Rectoscopy is now often performed as a combination examination of the rectum and sigmoid colon and is consequently referred to as rectosigmoidoscopy. If an entire colonoscopy is to be performed, it is referred to as a colonoscopy. With the help of this procedure, which is used especially for findings that are difficult to clarify, it is possible to make the entire rectum, which is about 15 cm long, including the distal sigmoid (end section of the sigmoid), visible to the examiner’s eye. In this visible area, it is therefore also possible to perform a biopsy (removal of body cells for examination, for example, for degeneration in the case of cancer). If one compares rectosigmoidoscopy with a conventional digital examination method, in which the physician performs a palpation examination with the aid of his fingers, it becomes clear that by using rectoscopy it is possible to penetrate into apically (further up) located sections of the rectum. Furthermore, even an X-ray image of the intestinal section to be examined is not sufficiently informative to dispense with rectoscopy.
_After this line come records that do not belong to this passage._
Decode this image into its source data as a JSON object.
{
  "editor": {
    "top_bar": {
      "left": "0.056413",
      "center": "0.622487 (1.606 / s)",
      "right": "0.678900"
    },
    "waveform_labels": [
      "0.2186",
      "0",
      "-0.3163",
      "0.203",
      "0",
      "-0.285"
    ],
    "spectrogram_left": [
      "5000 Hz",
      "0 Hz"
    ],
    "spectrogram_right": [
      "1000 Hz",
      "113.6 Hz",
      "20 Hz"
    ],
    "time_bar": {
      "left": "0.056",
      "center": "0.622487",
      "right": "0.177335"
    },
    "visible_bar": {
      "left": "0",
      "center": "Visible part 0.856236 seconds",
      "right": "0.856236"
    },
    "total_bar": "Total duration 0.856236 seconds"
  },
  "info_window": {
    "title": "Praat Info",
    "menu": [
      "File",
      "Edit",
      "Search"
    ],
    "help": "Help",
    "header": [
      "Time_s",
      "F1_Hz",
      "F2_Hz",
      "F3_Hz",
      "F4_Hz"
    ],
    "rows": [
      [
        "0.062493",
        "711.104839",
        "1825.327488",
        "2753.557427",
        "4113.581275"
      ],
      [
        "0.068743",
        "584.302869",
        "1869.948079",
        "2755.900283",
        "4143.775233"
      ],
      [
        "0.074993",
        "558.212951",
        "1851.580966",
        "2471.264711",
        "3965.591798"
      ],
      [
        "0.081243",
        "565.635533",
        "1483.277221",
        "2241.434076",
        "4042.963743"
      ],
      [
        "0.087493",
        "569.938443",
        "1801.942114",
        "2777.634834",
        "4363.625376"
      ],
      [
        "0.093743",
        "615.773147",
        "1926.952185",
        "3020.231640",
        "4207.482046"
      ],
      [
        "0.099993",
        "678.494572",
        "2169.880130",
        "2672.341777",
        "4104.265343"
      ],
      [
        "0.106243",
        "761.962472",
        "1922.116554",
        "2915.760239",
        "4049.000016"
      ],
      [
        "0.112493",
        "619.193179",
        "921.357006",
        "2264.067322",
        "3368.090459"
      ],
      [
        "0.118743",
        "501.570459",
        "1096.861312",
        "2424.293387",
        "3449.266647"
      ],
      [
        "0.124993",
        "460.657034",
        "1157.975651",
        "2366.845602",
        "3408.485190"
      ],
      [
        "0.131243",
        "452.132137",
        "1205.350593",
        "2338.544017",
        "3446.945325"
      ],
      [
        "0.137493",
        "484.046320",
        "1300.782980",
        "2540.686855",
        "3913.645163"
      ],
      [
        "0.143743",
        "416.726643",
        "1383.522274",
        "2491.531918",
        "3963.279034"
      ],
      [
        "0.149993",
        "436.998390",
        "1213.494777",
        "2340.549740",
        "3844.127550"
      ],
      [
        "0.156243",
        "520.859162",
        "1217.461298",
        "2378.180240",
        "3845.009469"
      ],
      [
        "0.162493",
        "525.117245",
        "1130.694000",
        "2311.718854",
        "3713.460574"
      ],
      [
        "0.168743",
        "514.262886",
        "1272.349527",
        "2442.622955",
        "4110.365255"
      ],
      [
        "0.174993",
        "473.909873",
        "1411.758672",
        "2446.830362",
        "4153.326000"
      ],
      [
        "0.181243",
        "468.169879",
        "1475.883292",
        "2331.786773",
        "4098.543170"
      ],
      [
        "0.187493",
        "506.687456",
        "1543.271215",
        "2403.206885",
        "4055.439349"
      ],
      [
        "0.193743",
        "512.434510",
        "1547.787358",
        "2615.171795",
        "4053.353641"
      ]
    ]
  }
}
To the procedure of rectoscopy:

  • As preparatory measures of rectoscopy, it is necessary to inform the patient about the procedure of the examination as well as about the risks of the method. Once this has been done, the actual preparation for the examination can begin. About half an hour before the scheduled procedure, the area of the rectum to be examined is cleaned with the help of an enema. However, it is also the opinion of some doctors that the bowel cleansing is not useful, because the clysma fluid needed for this could mix with the existing stool and this would worsen or even prevent the intraluminal view (“reduced vision”).
  • Possible sedation (anesthesia) depends on the patient’s wishes and the experience of the treating physician.
  • Decisive for the performance of the examination procedure is the position of the patient. The preference of doctors is the knee-elbow position in which the patient bends his knees, so that the air distribution in the intestinal lumen (interior of the intestine) is optimal. The rectoscopy/proctoscopy chairs used today improve the quite uncomfortable posture and, if necessary, make it possible to maintain the assumed position even during longer examinations. Because of this, rectoscopy can also be performed on elderly or physically impaired persons. For bedridden persons, there are also special positioning techniques such as the Sims position.
  • In the actual examination procedure, the rectoscope is inserted into the anus using a specific lubricant and overcome the approximately 4 cm of the anal canal without additional image control.Simultaneously with the insertion of the rectoscope, the prevention of the closing reflex at the musculus sphincter ani externus (sphincter muscle) is performed with the help of the thumb. Following this passage, further examination is performed under image control. After about 15 cm, the rectosigmoidal flexure (bend) is reached, at which the guidance of the examination device must be particularly precise in order to prevent possible bowel perforation (tearing open of the bowel wall). With the help of the rectosigmoidoscope, an assessment can be made up to a distance of 30 cm after entering the anus.
  • Depending on the need for treatment (ablation of polyps, etc.), each examination procedure usually takes ten minutes, provided that there is a normal rectoscopic findings.

Possible complications

  • Injury or perforation (puncture) of the intestinal wall with injury to adjacent organs (e.g., spleen)
  • Injury to the sphincter (sphincter muscle) with the endoscope (very rare).
  • Injuries to the intestinal wall that lead to peritonitis (inflammation of the peritoneum) only after a few days.
  • More severe bleeding (eg, after polyp removal or tissue removal).
  • Accumulation of gases in the intestine possible, which can lead to colicky pain.
  • Hypersensitivity or allergies (e.g., anesthetics/anesthetics, dyes, medications, etc.) may temporarily cause the following symptoms: Swelling, rash, itching, sneezing, watery eyes, dizziness or vomiting.
  • Infections resulting in severe life-threatening complications in the area of vital functions (e.g., heart, circulation, respiration), permanent damage (e.g., paralysis) and life-threatening complications (e.g., sepsis/blood poisoning) are very rare.